Not All Conflicts Affect Investors the Same Way
The study found that the nature of conflict matters. Violence spread across large parts of a country has a stronger impact on investment than conflict confined to one area. Investors worry when instability disrupts transport networks, supply chains, and economic activity across multiple regions.
State-based conflicts, including civil wars and interstate wars, are the biggest deterrents because they threaten institutions, governance, and economic stability. Violence against civilians also significantly reduces investor confidence.
Some industries are more vulnerable than others. High-tech sectors such as semiconductors, biotechnology, and advanced manufacturing are among the most sensitive to instability because they rely on predictable policies and strong institutions. In contrast, oil, gas, and mining investments tend to be more resilient because companies are often willing to accept higher risks to access valuable natural resources.
The Economic Impact Spreads Across Borders
One of the study's most important findings is that conflict affects neighbouring countries as well. Even peaceful nations located next to conflict zones can experience declines in foreign investment.
Investors often view regional instability as a broader risk, choosing to avoid entire regions rather than just the countries directly affected by violence. This means the economic consequences of war can spread far beyond national borders, reducing growth opportunities across entire regions.
For policymakers, this highlights the importance of regional cooperation, cross-border security efforts, and diplomatic initiatives aimed at preventing conflicts from escalating.
A Clear Message for Policymakers
The study carries an important lesson for governments and development agencies: peace is an economic asset.
Conflict destroys infrastructure and lives, but it also discourages the investment needed to rebuild economies. As investors become increasingly cautious about geopolitical risks, governments seeking to attract investment must focus not only on economic reforms but also on strengthening institutions, improving security, and building investor confidence.
The findings also suggest that conflict prevention may deliver significant economic benefits. Investments in governance, social stability, and early-warning systems can help reduce conflict risks before violence erupts.
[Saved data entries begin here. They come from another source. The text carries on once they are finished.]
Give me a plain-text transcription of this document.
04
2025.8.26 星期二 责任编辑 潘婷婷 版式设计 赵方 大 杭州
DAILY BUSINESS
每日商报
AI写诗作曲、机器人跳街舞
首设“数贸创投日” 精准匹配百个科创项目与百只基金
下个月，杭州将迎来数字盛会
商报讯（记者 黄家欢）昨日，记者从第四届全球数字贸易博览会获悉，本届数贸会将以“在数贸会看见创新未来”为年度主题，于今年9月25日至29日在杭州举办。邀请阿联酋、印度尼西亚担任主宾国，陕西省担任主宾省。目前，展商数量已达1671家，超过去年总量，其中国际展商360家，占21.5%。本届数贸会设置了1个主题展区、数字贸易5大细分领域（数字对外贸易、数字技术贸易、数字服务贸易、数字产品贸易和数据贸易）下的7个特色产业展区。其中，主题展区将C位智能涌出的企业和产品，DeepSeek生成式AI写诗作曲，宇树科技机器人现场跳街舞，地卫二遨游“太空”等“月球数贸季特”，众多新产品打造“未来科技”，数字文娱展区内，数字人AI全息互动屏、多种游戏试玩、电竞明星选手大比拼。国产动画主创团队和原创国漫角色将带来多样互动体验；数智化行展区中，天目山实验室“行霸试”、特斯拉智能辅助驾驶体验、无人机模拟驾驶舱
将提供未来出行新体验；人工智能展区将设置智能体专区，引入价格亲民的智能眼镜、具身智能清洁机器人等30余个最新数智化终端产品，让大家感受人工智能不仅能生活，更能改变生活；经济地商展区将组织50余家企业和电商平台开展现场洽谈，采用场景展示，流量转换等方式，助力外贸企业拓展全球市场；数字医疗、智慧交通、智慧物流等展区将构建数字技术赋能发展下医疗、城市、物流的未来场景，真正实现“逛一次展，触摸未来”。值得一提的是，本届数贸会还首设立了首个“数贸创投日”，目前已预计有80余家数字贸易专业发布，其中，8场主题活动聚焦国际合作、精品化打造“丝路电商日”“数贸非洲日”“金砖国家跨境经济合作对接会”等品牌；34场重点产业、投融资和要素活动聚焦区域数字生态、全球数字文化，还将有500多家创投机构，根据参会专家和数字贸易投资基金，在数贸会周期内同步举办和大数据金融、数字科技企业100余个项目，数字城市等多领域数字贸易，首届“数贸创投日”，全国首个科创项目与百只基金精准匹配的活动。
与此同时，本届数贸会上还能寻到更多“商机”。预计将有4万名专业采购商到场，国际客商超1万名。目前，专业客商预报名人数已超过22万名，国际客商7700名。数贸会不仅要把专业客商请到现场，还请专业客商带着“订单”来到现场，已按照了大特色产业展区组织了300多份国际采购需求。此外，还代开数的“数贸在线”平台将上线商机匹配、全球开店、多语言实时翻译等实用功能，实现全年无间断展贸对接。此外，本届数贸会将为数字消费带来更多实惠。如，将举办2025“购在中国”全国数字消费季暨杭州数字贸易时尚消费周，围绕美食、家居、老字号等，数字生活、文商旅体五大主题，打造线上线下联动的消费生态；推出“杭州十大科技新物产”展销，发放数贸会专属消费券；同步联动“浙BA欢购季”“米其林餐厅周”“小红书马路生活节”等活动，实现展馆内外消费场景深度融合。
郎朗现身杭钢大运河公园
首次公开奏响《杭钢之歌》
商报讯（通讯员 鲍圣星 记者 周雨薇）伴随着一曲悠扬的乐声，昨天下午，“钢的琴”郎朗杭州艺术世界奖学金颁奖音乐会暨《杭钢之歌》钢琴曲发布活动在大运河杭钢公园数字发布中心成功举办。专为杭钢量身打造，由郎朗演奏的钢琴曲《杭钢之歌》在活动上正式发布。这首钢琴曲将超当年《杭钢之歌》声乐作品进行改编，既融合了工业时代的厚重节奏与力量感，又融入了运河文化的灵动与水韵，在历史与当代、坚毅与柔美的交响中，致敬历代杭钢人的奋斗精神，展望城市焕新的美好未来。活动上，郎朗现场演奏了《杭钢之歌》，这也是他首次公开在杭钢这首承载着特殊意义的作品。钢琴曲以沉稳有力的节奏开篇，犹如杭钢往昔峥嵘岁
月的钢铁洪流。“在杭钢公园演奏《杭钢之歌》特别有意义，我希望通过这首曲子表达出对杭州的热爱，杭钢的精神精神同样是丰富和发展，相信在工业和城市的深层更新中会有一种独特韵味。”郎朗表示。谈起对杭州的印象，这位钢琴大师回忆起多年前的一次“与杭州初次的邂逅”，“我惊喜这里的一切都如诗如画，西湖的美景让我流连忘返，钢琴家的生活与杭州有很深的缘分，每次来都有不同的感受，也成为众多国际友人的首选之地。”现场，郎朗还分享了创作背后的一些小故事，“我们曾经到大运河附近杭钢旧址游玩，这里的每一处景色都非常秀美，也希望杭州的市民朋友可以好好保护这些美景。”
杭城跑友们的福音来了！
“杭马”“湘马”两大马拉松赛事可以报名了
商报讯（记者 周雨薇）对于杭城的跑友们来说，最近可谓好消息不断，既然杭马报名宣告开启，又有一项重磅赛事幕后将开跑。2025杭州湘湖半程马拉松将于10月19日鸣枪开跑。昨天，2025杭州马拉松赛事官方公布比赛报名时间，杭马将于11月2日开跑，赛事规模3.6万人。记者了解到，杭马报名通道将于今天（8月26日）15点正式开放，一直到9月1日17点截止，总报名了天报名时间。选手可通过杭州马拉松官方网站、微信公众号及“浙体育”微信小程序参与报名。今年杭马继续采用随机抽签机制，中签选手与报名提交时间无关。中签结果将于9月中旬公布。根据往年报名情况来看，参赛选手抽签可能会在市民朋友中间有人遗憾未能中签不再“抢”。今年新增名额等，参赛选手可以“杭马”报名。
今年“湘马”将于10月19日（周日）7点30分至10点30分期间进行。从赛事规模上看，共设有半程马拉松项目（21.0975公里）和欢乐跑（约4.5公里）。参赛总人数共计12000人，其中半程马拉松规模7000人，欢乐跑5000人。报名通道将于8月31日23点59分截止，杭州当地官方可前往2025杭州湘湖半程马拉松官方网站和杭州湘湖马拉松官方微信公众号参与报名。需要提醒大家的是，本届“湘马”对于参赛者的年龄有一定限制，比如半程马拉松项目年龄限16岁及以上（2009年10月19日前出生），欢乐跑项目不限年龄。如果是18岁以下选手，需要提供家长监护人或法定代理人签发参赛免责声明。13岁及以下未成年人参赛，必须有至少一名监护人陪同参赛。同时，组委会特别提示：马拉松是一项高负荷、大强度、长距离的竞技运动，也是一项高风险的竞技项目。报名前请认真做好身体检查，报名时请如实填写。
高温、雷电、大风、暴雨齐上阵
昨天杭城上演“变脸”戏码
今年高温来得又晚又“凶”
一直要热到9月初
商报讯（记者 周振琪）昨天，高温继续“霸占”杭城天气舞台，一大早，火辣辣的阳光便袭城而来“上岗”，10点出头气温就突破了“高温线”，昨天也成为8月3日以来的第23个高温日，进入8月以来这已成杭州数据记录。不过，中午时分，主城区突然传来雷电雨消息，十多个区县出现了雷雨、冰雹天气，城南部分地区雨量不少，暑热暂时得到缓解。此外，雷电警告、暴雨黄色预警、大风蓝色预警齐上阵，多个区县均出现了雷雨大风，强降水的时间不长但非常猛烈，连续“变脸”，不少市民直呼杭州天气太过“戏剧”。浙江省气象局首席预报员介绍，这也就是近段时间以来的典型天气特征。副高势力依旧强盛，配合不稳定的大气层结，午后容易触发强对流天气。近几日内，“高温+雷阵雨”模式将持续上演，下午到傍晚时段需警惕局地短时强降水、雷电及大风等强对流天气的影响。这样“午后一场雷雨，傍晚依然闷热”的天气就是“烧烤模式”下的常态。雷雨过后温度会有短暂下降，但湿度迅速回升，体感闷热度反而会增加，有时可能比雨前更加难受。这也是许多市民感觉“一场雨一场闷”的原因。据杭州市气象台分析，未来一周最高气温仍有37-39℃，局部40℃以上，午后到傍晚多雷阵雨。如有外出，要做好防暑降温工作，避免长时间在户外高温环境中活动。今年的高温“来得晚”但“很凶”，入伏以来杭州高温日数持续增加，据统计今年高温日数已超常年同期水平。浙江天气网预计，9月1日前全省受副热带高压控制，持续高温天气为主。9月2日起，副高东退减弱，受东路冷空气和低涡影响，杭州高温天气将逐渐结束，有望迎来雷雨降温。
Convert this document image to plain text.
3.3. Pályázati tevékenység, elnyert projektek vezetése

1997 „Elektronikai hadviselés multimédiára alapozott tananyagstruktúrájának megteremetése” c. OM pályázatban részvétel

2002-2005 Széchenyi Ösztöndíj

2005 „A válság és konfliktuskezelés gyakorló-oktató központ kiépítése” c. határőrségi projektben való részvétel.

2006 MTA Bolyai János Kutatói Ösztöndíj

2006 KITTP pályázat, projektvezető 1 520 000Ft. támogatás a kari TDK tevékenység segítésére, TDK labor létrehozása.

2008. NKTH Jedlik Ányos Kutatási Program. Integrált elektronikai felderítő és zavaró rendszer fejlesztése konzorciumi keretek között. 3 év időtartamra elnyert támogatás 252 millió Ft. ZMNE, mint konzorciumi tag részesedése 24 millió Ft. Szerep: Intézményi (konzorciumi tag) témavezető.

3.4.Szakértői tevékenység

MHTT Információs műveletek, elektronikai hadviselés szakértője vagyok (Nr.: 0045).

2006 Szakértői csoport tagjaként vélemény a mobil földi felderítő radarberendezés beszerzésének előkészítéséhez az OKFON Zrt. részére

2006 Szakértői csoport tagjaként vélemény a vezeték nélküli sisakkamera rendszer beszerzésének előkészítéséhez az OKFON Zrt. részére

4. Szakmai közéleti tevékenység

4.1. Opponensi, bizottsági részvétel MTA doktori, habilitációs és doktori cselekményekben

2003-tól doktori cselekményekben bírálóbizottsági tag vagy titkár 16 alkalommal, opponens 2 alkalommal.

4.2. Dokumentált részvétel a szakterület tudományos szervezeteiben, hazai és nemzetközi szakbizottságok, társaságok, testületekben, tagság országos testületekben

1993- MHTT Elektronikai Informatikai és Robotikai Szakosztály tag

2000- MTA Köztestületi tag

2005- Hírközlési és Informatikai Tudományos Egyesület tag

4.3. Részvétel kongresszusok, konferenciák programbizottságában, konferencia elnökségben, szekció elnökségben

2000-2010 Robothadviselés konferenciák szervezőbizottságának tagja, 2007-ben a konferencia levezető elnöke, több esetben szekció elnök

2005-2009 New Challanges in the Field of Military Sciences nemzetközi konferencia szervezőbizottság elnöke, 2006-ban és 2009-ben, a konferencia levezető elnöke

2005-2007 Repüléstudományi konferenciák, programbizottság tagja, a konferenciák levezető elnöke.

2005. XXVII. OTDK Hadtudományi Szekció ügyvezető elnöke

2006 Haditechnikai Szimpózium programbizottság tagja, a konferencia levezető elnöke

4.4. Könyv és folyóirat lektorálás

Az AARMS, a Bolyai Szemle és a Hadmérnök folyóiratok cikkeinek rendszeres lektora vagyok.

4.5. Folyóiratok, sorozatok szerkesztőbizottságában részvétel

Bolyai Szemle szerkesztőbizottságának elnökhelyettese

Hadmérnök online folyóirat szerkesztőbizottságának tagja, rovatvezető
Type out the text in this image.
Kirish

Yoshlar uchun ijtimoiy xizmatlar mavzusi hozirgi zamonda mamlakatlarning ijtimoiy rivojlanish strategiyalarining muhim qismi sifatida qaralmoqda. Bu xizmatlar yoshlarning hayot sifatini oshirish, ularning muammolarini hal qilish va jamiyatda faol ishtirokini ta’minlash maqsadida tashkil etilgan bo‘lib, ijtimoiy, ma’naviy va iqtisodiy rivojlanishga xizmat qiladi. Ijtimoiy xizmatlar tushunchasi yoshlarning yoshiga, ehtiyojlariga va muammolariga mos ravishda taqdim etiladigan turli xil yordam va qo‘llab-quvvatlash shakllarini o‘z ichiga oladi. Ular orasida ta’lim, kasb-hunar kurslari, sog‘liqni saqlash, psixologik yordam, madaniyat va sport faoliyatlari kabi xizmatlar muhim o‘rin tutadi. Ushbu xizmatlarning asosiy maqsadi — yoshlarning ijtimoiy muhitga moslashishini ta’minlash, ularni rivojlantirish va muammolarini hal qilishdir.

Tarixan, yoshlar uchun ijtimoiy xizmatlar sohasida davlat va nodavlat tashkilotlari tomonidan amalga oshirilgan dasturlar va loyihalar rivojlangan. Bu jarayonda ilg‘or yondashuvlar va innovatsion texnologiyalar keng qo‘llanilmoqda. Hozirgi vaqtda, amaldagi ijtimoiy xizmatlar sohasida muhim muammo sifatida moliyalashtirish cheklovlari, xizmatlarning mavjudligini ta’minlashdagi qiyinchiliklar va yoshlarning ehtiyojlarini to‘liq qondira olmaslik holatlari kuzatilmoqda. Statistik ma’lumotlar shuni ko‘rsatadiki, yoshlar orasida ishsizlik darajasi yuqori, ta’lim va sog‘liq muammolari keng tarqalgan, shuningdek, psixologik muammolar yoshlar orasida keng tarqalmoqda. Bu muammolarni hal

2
For development partners and international financial institutions, the message is equally clear: peacebuilding and economic development should go hand in hand.
As global conflicts become more frequent, countries that can provide stability and predictability will be best positioned to attract investment, create jobs, and achieve sustainable growth. The study ultimately shows that maintaining peace is not just a humanitarian priority; it is increasingly becoming a prerequisite for economic prosperity.